その人はいきなり右手の人差し指を掲げ始める。私はその指に視線を集中させると……


キィィンという甲高い音と共に、瞬時に辺りが真っ白になっていった。



言葉の通り、輪郭以外が白くなった。



何故か、全ての色が消え失せていた――――






ゴツンっ!



……ゴツン?


その音に驚き、瞳をパチリと開く。


「痛い……」


鈍い音の招待は、少女がベッドから転げ落ちた時に頭を打った物のようだ。少女は強打した後頭部を摩りながら反転した世界を元に戻す。


辺りを見回すと、なんてことはない見慣れた自室が視界に入った。まだ眠そうにトロンとした目で、枕元に置いといた白い携帯を手にしパカッと軽い音を響かせ開いてみた。


「七時……か」


現在の時刻を確認し、ため息まじりに携帯を枕元に投げ勢いよく立ち上がる。そのまま前方へ歩み、窓にかかった赤チェックのカーテンを思いっきり開き、燦々と照らす太陽の光を身体中に浴びせネコのようにうーんと伸びをした。


「うん、今日も快晴!気持ちがいいね!」


日光のおかげで目が覚めたのか、しっかりと開いた少女の瞳は黒いが光に照らされうっすら灰色に見える。まだボザボサとした栗毛の髪を指で軽く梳かした。すると部屋の扉から遠慮がちなノックが飛び込んできた。


緋菜ひな? 起きたのー?」


そう言い、少女――緋菜の部屋の扉を勢い良く開けられた。声の主は腰辺りまで伸ばした明るい栗毛の髪を緩く纏めている彼女の母親であった。黒のエプロンを翻し中に入って緋菜の顔を覗く。


「あら、今日は寝坊しなかったのね」

「そりゃあね! 授業初日から遅刻したらピンチだもん! ってか着替えるから閉めて」

「はいはい。早く降りてきなさいね」


扉が閉まったのを確認すると、緋菜は黒のクローゼットから真新しい制服がかかったハンガーを取り出す。白いYシャツをパンと叩いてから着込み、紺のハイソックスと赤いチェックのプリーツスカートを穿き、スカートをちょっと折り上げる。

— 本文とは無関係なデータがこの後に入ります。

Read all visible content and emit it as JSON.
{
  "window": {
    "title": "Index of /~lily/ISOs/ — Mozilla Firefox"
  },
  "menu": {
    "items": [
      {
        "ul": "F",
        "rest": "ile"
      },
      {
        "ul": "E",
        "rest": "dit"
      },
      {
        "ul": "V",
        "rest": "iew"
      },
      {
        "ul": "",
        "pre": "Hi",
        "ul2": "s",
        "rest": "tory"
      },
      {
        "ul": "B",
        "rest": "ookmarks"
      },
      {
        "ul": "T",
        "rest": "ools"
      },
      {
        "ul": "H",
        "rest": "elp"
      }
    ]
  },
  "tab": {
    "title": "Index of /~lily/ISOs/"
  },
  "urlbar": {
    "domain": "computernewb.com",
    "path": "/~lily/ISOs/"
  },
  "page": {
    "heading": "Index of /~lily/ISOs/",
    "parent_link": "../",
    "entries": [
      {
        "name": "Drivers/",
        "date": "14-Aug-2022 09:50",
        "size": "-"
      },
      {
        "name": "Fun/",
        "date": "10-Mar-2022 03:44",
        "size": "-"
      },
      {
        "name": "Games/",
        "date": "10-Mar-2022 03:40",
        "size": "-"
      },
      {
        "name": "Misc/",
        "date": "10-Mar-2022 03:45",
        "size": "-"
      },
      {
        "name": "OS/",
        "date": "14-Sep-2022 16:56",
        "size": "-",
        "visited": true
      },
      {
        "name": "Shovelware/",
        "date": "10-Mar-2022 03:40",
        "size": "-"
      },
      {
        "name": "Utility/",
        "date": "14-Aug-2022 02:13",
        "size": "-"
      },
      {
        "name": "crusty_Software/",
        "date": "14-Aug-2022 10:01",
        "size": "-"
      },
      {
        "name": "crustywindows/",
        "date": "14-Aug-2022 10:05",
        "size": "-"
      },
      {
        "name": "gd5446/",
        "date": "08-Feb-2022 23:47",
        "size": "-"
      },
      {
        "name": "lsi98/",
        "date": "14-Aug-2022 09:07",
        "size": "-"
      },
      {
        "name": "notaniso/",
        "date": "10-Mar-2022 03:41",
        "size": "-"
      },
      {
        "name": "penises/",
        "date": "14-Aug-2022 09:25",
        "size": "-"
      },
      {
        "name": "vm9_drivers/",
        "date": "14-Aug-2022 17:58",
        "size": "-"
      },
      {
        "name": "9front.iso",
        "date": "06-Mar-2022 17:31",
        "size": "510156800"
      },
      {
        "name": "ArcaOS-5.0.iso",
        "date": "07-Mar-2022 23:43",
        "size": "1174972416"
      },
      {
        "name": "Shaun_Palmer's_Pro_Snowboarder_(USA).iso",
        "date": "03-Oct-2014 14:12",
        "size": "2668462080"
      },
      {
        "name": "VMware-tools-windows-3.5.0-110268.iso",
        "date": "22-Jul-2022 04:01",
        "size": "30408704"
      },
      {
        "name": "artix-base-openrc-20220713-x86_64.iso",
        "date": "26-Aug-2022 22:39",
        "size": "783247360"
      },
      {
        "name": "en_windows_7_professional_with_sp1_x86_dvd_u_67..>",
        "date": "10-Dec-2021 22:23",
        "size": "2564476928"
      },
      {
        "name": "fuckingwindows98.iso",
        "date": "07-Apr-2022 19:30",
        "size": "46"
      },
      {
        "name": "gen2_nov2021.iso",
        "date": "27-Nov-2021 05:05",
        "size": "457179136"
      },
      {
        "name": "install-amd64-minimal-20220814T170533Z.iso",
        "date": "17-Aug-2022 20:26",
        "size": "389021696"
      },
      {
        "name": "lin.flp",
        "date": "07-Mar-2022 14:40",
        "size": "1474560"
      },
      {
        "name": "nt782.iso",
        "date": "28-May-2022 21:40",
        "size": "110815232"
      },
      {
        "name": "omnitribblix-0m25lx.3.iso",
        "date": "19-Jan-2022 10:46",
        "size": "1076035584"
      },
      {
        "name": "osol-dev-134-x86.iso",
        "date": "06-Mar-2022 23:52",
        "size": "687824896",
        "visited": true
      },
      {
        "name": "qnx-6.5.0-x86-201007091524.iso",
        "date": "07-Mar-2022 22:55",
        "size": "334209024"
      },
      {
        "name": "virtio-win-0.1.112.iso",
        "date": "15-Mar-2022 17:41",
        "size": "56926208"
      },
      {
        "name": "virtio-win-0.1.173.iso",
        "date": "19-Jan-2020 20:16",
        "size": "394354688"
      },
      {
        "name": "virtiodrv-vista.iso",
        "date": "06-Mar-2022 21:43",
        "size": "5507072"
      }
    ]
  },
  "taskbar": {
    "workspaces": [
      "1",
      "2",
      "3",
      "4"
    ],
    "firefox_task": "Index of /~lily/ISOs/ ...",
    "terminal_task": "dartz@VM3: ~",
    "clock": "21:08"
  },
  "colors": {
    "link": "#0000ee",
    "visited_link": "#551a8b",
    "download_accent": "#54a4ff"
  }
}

パリッとしたベージュ色のブレザーに腕を通して、最後に襟元にお気に入りの真っ赤なリボンをキュッと絞める。


「……よしっ。おっと、カバンカバンっと」


姿見でおかしい所がないか簡単にチェックしてから、真新しい茶色のカバンを手にして部屋を勢いよく出た。


軽快に階段を降り、ダイニングに入っていく。


「おはよー!」

「おはよう、緋菜」


ダイニングに入ってきた緋菜を迎えたのは、濃紺のスーツに身を包み、深く黒い髪をオールバックにしている彼女の父親であった。経済新聞を読みながら、コーヒーを啜っている。


「よぅ、緋菜。今日は寝坊しなかったんだなー」


緋菜が自分の席にカバンを置くと、隣に座っていた緋菜とは似ても似つかない黒くボサボサとした髪の少年がニヤニヤしながら朝ご飯のウィンナーをフォークに刺す。


海威かい……」


すると緋菜の顔は恐ろしい形相に変化し、少年――海威の頭を鷲掴みにし、指に力を入れる。


「大きなお世話よ! それに姉を呼び捨てにしないっ!」

「いててっ! な、何すんだよ! バカヒナ!」


緋菜は「なっ!」と呟き、更に顔を歪める。そして海威は舌を出して、敢えて挑発してきた。


「二人ともやめなさい! ……緋菜。もう高校生なんだから、少しは大人になりなさい!」


母親が二人の間に割って入り、叱りつけてきた。


「は……はーい」


緋菜は納得のいかないような表情を浮かべ、ぶーたれながら返事をする。


「ひひひ。御愁傷様だね、お・ね・え・さ・ま」

「あなたもよ? 海威。小学6年になったんだから、落ち着きを覚えなさい」


母親の叱責は、海威にも当然向けられていた。


「ほらほら、お喋りはそこまでにして。せっかく早起きしたのに、早く食べないと遅刻しちゃうぞ?」

「あ! ほ、本当だ!」


父親の助け船で、母親のお叱りから逃げられた海威。母親は「もう」とため息をついて、空いてる席に座る。


そう何を隠そう、母親は説教になると時間も忘れ、我を忘れて叱り通すという嫌な癖の持ち主なのだ。父親もそれをわかった上で止めてくれたのだ。母親のスイッチが入らないうちに、と。